S’adressant à Middle East Eye cette semaine, il s’est montré optimiste quant aux intentions de Ben-Gvir concernant la mosquée al-Aqsa, notamment l’ouverture de celle-ci aux prières du shabbat et l’annulation de la règle qui n’autorise les Juifs à visiter le site que dans le cadre de visites de groupe organisées.
"Je ne m’attends pas à une annexion à grande échelle puisque Bibi ne le souhaite pas vraiment ", a-t-il déclaré à MEE, en utilisant un surnom courant pour Netanyahou.

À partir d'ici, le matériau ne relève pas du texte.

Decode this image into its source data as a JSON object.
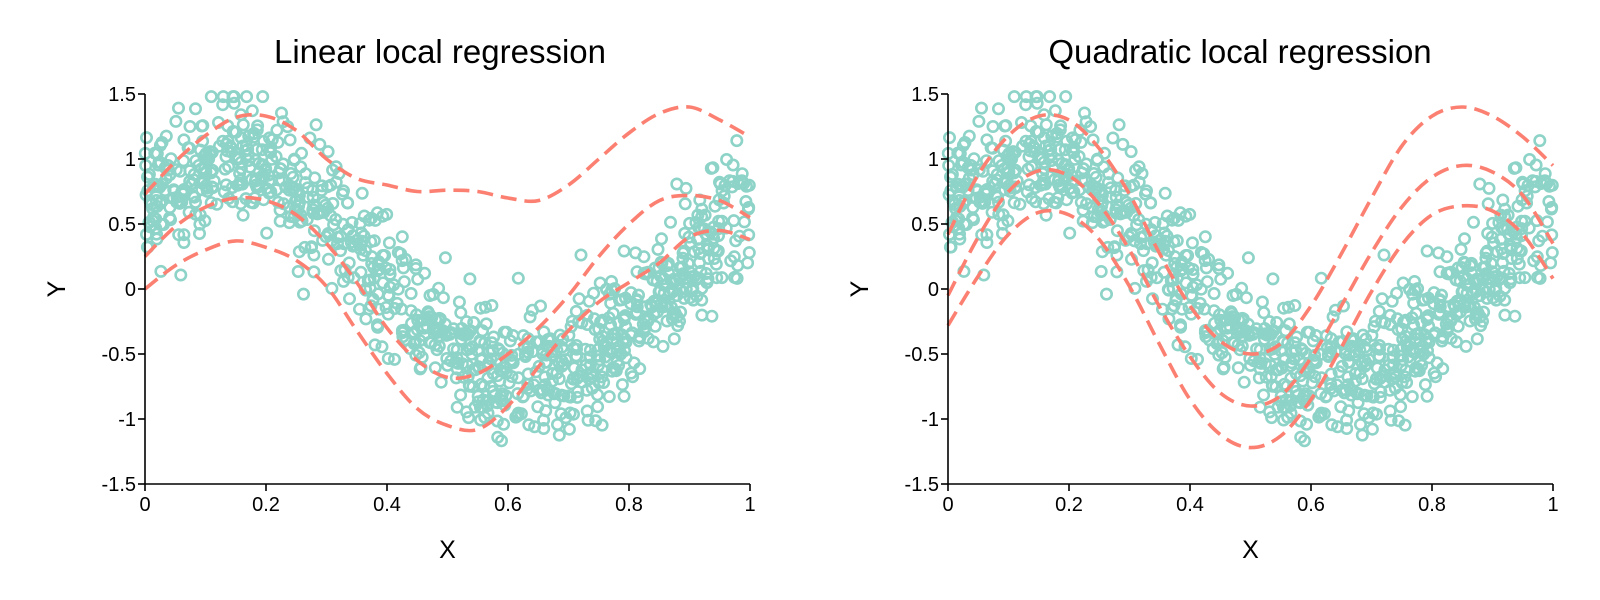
{
  "colors": {
    "points": "#8dd3c7",
    "curves": "#fb8072",
    "axes": "#000000"
  },
  "chart_data": [
    {
      "type": "scatter",
      "title": "Linear local regression",
      "xlabel": "X",
      "ylabel": "Y",
      "xlim": [
        0,
        1
      ],
      "ylim": [
        -1.5,
        1.5
      ],
      "xticks": [
        0,
        0.2,
        0.4,
        0.6,
        0.8,
        1
      ],
      "xtick_labels": [
        "0",
        "0.2",
        "0.4",
        "0.6",
        "0.8",
        "1"
      ],
      "yticks": [
        -1.5,
        -1,
        -0.5,
        0,
        0.5,
        1,
        1.5
      ],
      "ytick_labels": [
        "-1.5",
        "-1",
        "-0.5",
        "0",
        "0.5",
        "1",
        "1.5"
      ],
      "grid": false,
      "scatter_points": {
        "n": 1000,
        "mean": "0.9*sin(2*pi*x + 0.25*pi) + 0.2*sin(pi*x)",
        "noise_sd": 0.25
      },
      "curves": [
        {
          "x": [
            0,
            0.05,
            0.1,
            0.15,
            0.2,
            0.25,
            0.3,
            0.35,
            0.4,
            0.45,
            0.5,
            0.55,
            0.6,
            0.65,
            0.7,
            0.75,
            0.8,
            0.85,
            0.9,
            0.95,
            1
          ],
          "y": [
            0.73,
            0.98,
            1.18,
            1.32,
            1.33,
            1.22,
            1.0,
            0.85,
            0.8,
            0.75,
            0.76,
            0.75,
            0.7,
            0.68,
            0.8,
            1.0,
            1.2,
            1.35,
            1.4,
            1.3,
            1.17
          ]
        },
        {
          "x": [
            0,
            0.05,
            0.1,
            0.15,
            0.2,
            0.25,
            0.3,
            0.35,
            0.4,
            0.45,
            0.5,
            0.55,
            0.6,
            0.65,
            0.7,
            0.75,
            0.8,
            0.85,
            0.9,
            0.95,
            1
          ],
          "y": [
            0.25,
            0.48,
            0.63,
            0.7,
            0.68,
            0.57,
            0.35,
            0.05,
            -0.3,
            -0.55,
            -0.68,
            -0.65,
            -0.5,
            -0.3,
            -0.05,
            0.25,
            0.5,
            0.68,
            0.72,
            0.68,
            0.55
          ]
        },
        {
          "x": [
            0,
            0.05,
            0.1,
            0.15,
            0.2,
            0.25,
            0.3,
            0.35,
            0.4,
            0.45,
            0.5,
            0.55,
            0.6,
            0.65,
            0.7,
            0.75,
            0.8,
            0.85,
            0.9,
            0.95,
            1
          ],
          "y": [
            0.0,
            0.18,
            0.3,
            0.37,
            0.32,
            0.22,
            0.02,
            -0.32,
            -0.65,
            -0.92,
            -1.05,
            -1.08,
            -0.9,
            -0.6,
            -0.32,
            -0.1,
            0.05,
            0.2,
            0.4,
            0.45,
            0.38
          ]
        }
      ]
    },
    {
      "type": "scatter",
      "title": "Quadratic local regression",
      "xlabel": "X",
      "ylabel": "Y",
      "xlim": [
        0,
        1
      ],
      "ylim": [
        -1.5,
        1.5
      ],
      "xticks": [
        0,
        0.2,
        0.4,
        0.6,
        0.8,
        1
      ],
      "xtick_labels": [
        "0",
        "0.2",
        "0.4",
        "0.6",
        "0.8",
        "1"
      ],
      "yticks": [
        -1.5,
        -1,
        -0.5,
        0,
        0.5,
        1,
        1.5
      ],
      "ytick_labels": [
        "-1.5",
        "-1",
        "-0.5",
        "0",
        "0.5",
        "1",
        "1.5"
      ],
      "grid": false,
      "scatter_points": {
        "n": 1000,
        "mean": "0.9*sin(2*pi*x + 0.25*pi) + 0.2*sin(pi*x)",
        "noise_sd": 0.25
      },
      "curves": [
        {
          "x": [
            0,
            0.05,
            0.1,
            0.15,
            0.2,
            0.25,
            0.3,
            0.35,
            0.4,
            0.45,
            0.5,
            0.55,
            0.6,
            0.65,
            0.7,
            0.75,
            0.8,
            0.85,
            0.9,
            0.95,
            1
          ],
          "y": [
            0.42,
            0.88,
            1.18,
            1.33,
            1.3,
            1.08,
            0.73,
            0.27,
            -0.13,
            -0.4,
            -0.5,
            -0.42,
            -0.13,
            0.27,
            0.7,
            1.1,
            1.33,
            1.4,
            1.33,
            1.17,
            0.95
          ]
        },
        {
          "x": [
            0,
            0.05,
            0.1,
            0.15,
            0.2,
            0.25,
            0.3,
            0.35,
            0.4,
            0.45,
            0.5,
            0.55,
            0.6,
            0.65,
            0.7,
            0.75,
            0.8,
            0.85,
            0.9,
            0.95,
            1
          ],
          "y": [
            -0.05,
            0.4,
            0.75,
            0.91,
            0.87,
            0.65,
            0.3,
            -0.14,
            -0.52,
            -0.8,
            -0.9,
            -0.82,
            -0.53,
            -0.13,
            0.28,
            0.63,
            0.86,
            0.95,
            0.9,
            0.72,
            0.35
          ]
        },
        {
          "x": [
            0,
            0.05,
            0.1,
            0.15,
            0.2,
            0.25,
            0.3,
            0.35,
            0.4,
            0.45,
            0.5,
            0.55,
            0.6,
            0.65,
            0.7,
            0.75,
            0.8,
            0.85,
            0.9,
            0.95,
            1
          ],
          "y": [
            -0.28,
            0.1,
            0.42,
            0.59,
            0.57,
            0.38,
            0.02,
            -0.43,
            -0.85,
            -1.12,
            -1.22,
            -1.13,
            -0.85,
            -0.45,
            -0.02,
            0.34,
            0.57,
            0.64,
            0.6,
            0.42,
            0.08
          ]
        }
      ]
    }
  ]
}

"Je m’attends à de véritables changements dans la zone C, où les gouvernements précédents de Bibi ont permis aux Palestiniens de construire et où les colonies juives pouvaient à peine s’étendre" a-t-il soutenu, malgré les dizaines de milliers de nouvelles maisons de colons construites en violation du droit international et les maisons, écoles et hôpitaux palestiniens régulièrement démolis.
"En tant que processus cumulatif, cela signifie effectivement l’annexion. Ces deux ministres, Ben-Gvir et Smotrich, viennent mettre en œuvre de sérieux changements. La seule question est : Bibi leur permettra-t-il de faire ce qu’il leur a promis dans les accords qu’il a signés ? Je sais qu’ils ont tendance à en douter".
Dans un document publié par l’Institut d’études de sécurité nationale la semaine dernière, Dekel évoque les répercussions possibles d’une future annexion.
Selon lui, le fait d’appliquer la loi israélienne en Cisjordanie et de transférer le pouvoir sur celle-ci du ministère de la Défense à un ministère civil suscitera une condamnation et un examen approfondi internationaux, et renforcera la caractérisation d’Israël comme un régime d’apartheid.
"Ces affirmations seront ancrées dans l’avis juridique de la Cour internationale de Justice et serviront d’arme supplémentaire dans la campagne internationale anti-israélienne", a-t-il écrit.
Le député travailliste Nachman Shai, ministre sortant des affaires de la diaspora, ajoute une autre perspective. "A l’heure actuelle, les communautés juives d’Amérique s’inquiètent surtout des conséquences que la politique du nouveau gouvernement aura sur elles directement, comme les changements en attente dans la loi du retour ou les ministres nouvellement nommés qui considèrent les Juifs réformés - le mouvement auquel appartiennent la plupart des Juifs américains - comme n’étant pas des Juifs du tout", a-t-il déclaré à MEE.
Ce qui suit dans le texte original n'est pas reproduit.